Most times, the brick is younger with less experience. And when your position is not being eliminated...your'e just simply being replaced, the force of that brick comes like a cinder block. I'm fortunately not in this situation. Yet. But I find it totally bothersome that this is happening all around me to women of similar age. Ignored are the years of service, the dedication, the early mornings and late nights. Disregard the winter storms and icy roads that they navigated through when most others stayed home. Throw some severance at them and move 'em along. It's more than sad, it's demoralizing.

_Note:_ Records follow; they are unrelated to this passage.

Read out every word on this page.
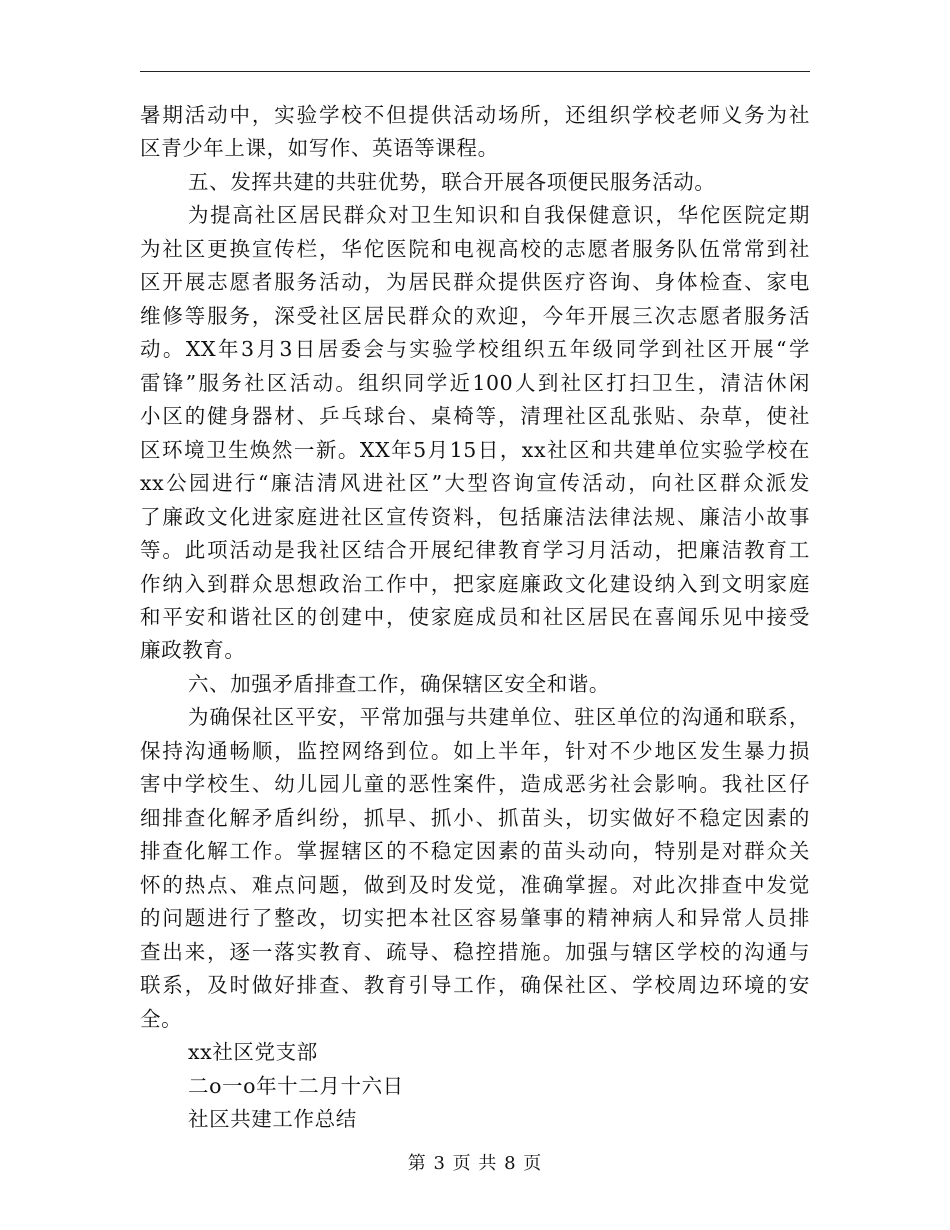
暑期活动中，实验学校不但提供活动场所，还组织学校老师义务为社
区青少年上课，如写作、英语等课程。
五、发挥共建的共驻优势，联合开展各项便民服务活动。
为提高社区居民群众对卫生知识和自我保健意识，华佗医院定期
为社区更换宣传栏，华佗医院和电视高校的志愿者服务队伍常常到社
区开展志愿者服务活动，为居民群众提供医疗咨询、身体检查、家电
维修等服务，深受社区居民群众的欢迎，今年开展三次志愿者服务活
动。XX年3月3日居委会与实验学校组织五年级同学到社区开展“学
雷锋”服务社区活动。组织同学近100人到社区打扫卫生，清洁休闲
小区的健身器材、乒乓球台、桌椅等，清理社区乱张贴、杂草，使社
区环境卫生焕然一新。XX年5月15日，xx社区和共建单位实验学校在
xx公园进行“廉洁清风进社区”大型咨询宣传活动，向社区群众派发
了廉政文化进家庭进社区宣传资料，包括廉洁法律法规、廉洁小故事
等。此项活动是我社区结合开展纪律教育学习月活动，把廉洁教育工
作纳入到群众思想政治工作中，把家庭廉政文化建设纳入到文明家庭
和平安和谐社区的创建中，使家庭成员和社区居民在喜闻乐见中接受
廉政教育。
六、加强矛盾排查工作，确保辖区安全和谐。
为确保社区平安，平常加强与共建单位、驻区单位的沟通和联系，
保持沟通畅顺，监控网络到位。如上半年，针对不少地区发生暴力损
害中学校生、幼儿园儿童的恶性案件，造成恶劣社会影响。我社区仔
细排查化解矛盾纠纷，抓早、抓小、抓苗头，切实做好不稳定因素的
排查化解工作。掌握辖区的不稳定因素的苗头动向，特别是对群众关
怀的热点、难点问题，做到及时发觉，准确掌握。对此次排查中发觉
的问题进行了整改，切实把本社区容易肇事的精神病人和异常人员排
查出来，逐一落实教育、疏导、稳控措施。加强与辖区学校的沟通与
联系，及时做好排查、教育引导工作，确保社区、学校周边环境的安
全。
xx社区党支部
二o一o年十二月十六日
社区共建工作总结
第 3 页 共 8 页
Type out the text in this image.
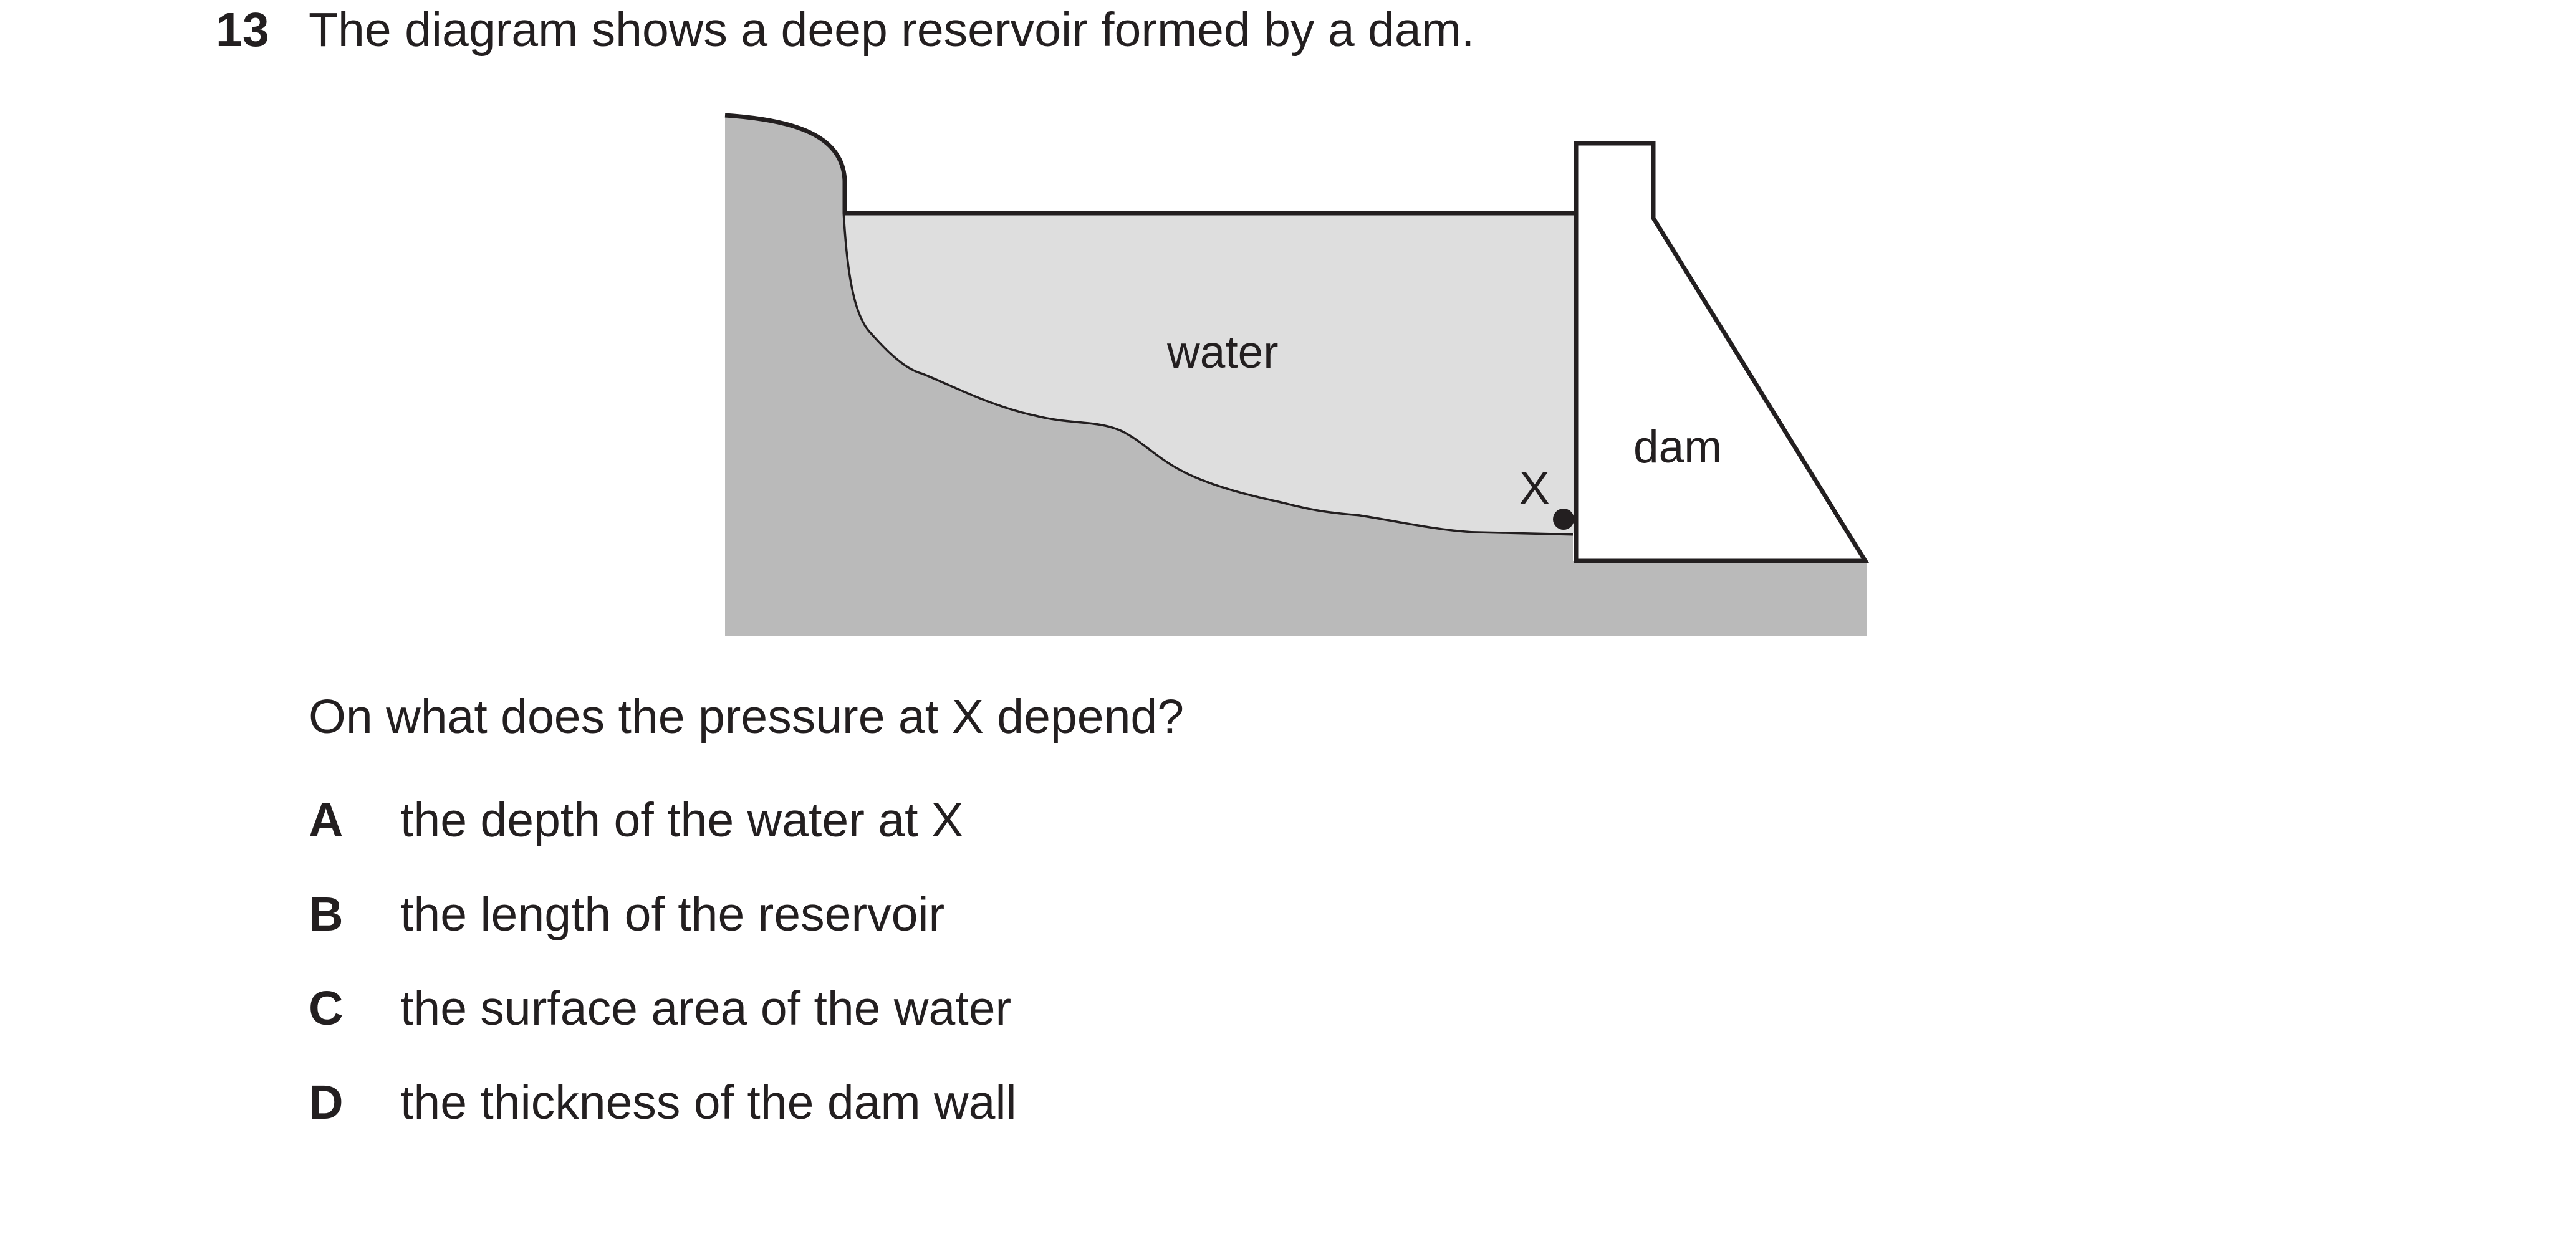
13 The diagram shows a deep reservoir formed by a dam.
water
dam
X
On what does the pressure at X depend?
A the depth of the water at X
B the length of the reservoir
C the surface area of the water
D the thickness of the dam wall
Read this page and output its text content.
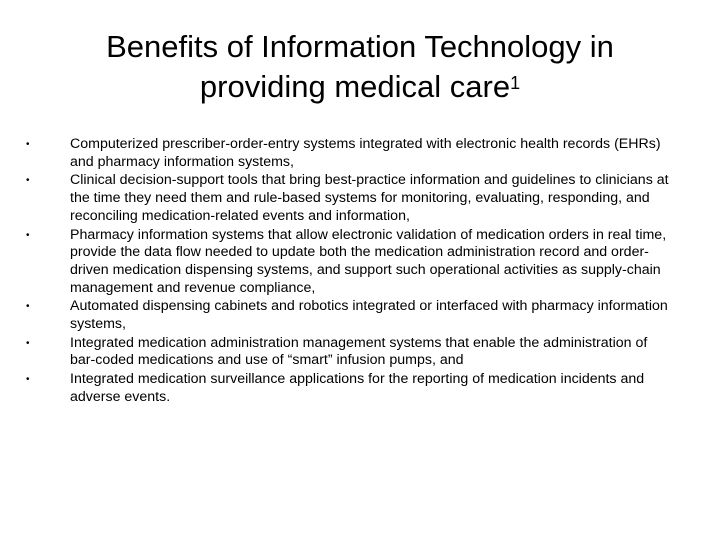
Benefits of Information Technology in providing medical care$^1$
•	Computerized prescriber-order-entry systems integrated with electronic health records (EHRs) and pharmacy information systems,
•	Clinical decision-support tools that bring best-practice information and guidelines to clinicians at the time they need them and rule-based systems for monitoring, evaluating, responding, and reconciling medication-related events and information,
•	Pharmacy information systems that allow electronic validation of medication orders in real time, provide the data flow needed to update both the medication administration record and order-driven medication dispensing systems, and support such operational activities as supply-chain management and revenue compliance,
•	Automated dispensing cabinets and robotics integrated or interfaced with pharmacy information systems,
•	Integrated medication administration management systems that enable the administration of bar-coded medications and use of “smart” infusion pumps, and
•	Integrated medication surveillance applications for the reporting of medication incidents and adverse events.
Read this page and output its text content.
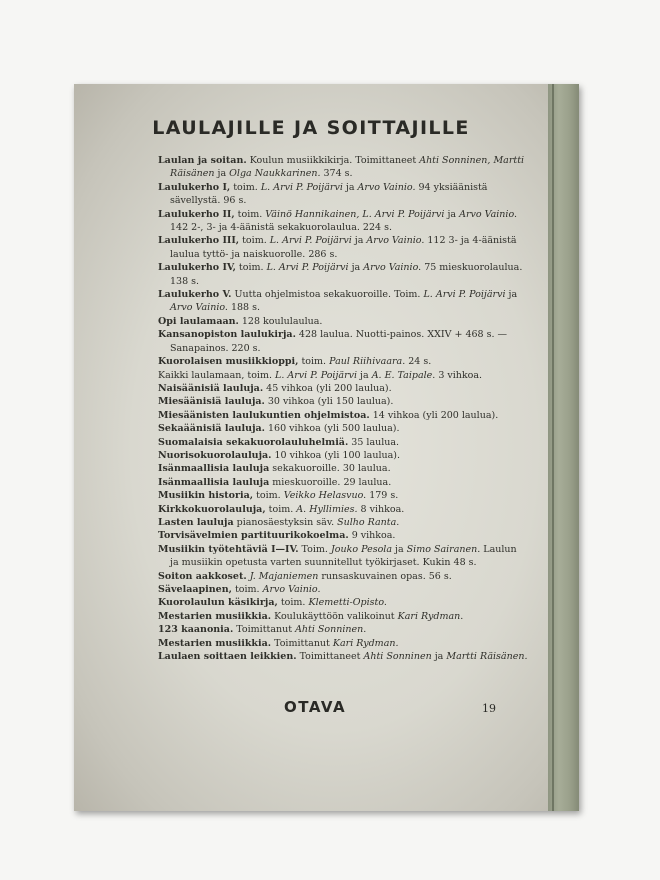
LAULAJILLE JA SOITTAJILLE
Laulan ja soitan. Koulun musiikkikirja. Toimittaneet Ahti Sonninen, Martti Räisänen ja Olga Naukkarinen. 374 s.
Laulukerho I, toim. L. Arvi P. Poijärvi ja Arvo Vainio. 94 yksiäänistä sävellystä. 96 s.
Laulukerho II, toim. Väinö Hannikainen, L. Arvi P. Poijärvi ja Arvo Vainio. 142 2-, 3- ja 4-äänistä sekakuorolaulua. 224 s.
Laulukerho III, toim. L. Arvi P. Poijärvi ja Arvo Vainio. 112 3- ja 4-äänistä laulua tyttö- ja naiskuorolle. 286 s.
Laulukerho IV, toim. L. Arvi P. Poijärvi ja Arvo Vainio. 75 mieskuorolaulua. 138 s.
Laulukerho V. Uutta ohjelmistoa sekakuoroille. Toim. L. Arvi P. Poijärvi ja Arvo Vainio. 188 s.
Opi laulamaan. 128 koululaulua.
Kansanopiston laulukirja. 428 laulua. Nuotti-painos. XXIV + 468 s. — Sanapainos. 220 s.
Kuorolaisen musiikkioppi, toim. Paul Riihivaara. 24 s.
Kaikki laulamaan, toim. L. Arvi P. Poijärvi ja A. E. Taipale. 3 vihkoa.
Naisäänisiä lauluja. 45 vihkoa (yli 200 laulua).
Miesäänisiä lauluja. 30 vihkoa (yli 150 laulua).
Miesäänisten laulukuntien ohjelmistoa. 14 vihkoa (yli 200 laulua).
Sekaäänisiä lauluja. 160 vihkoa (yli 500 laulua).
Suomalaisia sekakuorolauluhelmiä. 35 laulua.
Nuorisokuorolauluja. 10 vihkoa (yli 100 laulua).
Isänmaallisia lauluja sekakuoroille. 30 laulua.
Isänmaallisia lauluja mieskuoroille. 29 laulua.
Musiikin historia, toim. Veikko Helasvuo. 179 s.
Kirkkokuorolauluja, toim. A. Hyllimies. 8 vihkoa.
Lasten lauluja pianosäestyksin säv. Sulho Ranta.
Torvisävelmien partituurikokoelma. 9 vihkoa.
Musiikin työtehtäviä I—IV. Toim. Jouko Pesola ja Simo Sairanen. Laulun ja musiikin opetusta varten suunnitellut työkirjaset. Kukin 48 s.
Soiton aakkoset. J. Majaniemen runsaskuvainen opas. 56 s.
Sävelaapinen, toim. Arvo Vainio.
Kuorolaulun käsikirja, toim. Klemetti-Opisto.
Mestarien musiikkia. Koulukäyttöön valikoinut Kari Rydman.
123 kaanonia. Toimittanut Ahti Sonninen.
Mestarien musiikkia. Toimittanut Kari Rydman.
Laulaen soittaen leikkien. Toimittaneet Ahti Sonninen ja Martti Räisänen.
OTAVA	19
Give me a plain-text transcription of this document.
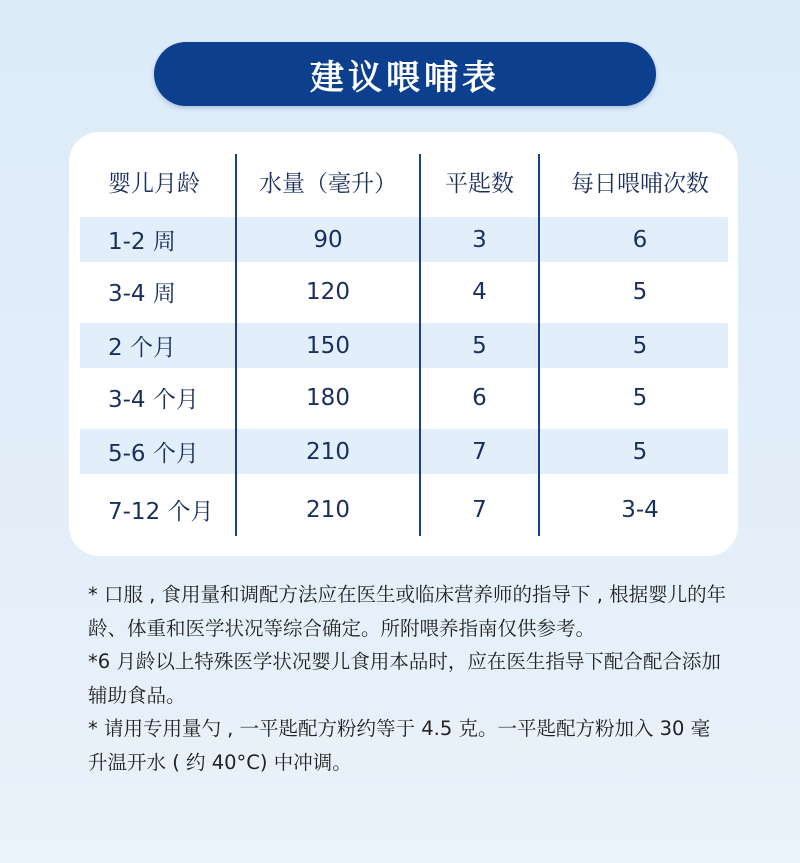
建议喂哺表
婴儿月龄	水量（毫升）	平匙数	每日喂哺次数
1-2 周	90	3	6
3-4 周	120	4	5
2 个月	150	5	5
3-4 个月	180	6	5
5-6 个月	210	7	5
7-12 个月	210	7	3-4

* 口服 , 食用量和调配方法应在医生或临床营养师的指导下 , 根据婴儿的年龄、体重和医学状况等综合确定。所附喂养指南仅供参考。

*6 月龄以上特殊医学状况婴儿食用本品时，应在医生指导下配合配合添加辅助食品。

* 请用专用量勺 , 一平匙配方粉约等于 4.5 克。一平匙配方粉加入 30 毫升温开水 ( 约 40°C) 中冲调。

" I can be changed by what happens to me. But I refuse to be reduced by it." Maya Angelou 

For the past year, I have had that quote posted to where I can see it at least once a day. It reminds me that you are not always lost just because the path has changed. We are a resilient gender. I have watched many women, in the past few years, rebound and reinvent themselves when life has altered their course. I know those struggling around me now will do the same. They're understandably worried and scared and I wish I had more than words and a shoulder to offer them.

And all of this was going through my mind as that bird sitting on a frozen branch continued to look though my window. We were eye to eye, neither willing to surrender our spots. It's been a hard winter with a little bad Karma thrown in. We both seem to understand that. But his presence is so much more relevant than mine. I stand inside, protected from the elements, worried about my friends, and he sits on an ice covered branch, his mere existence a promise for brighter and warmer days. He wins.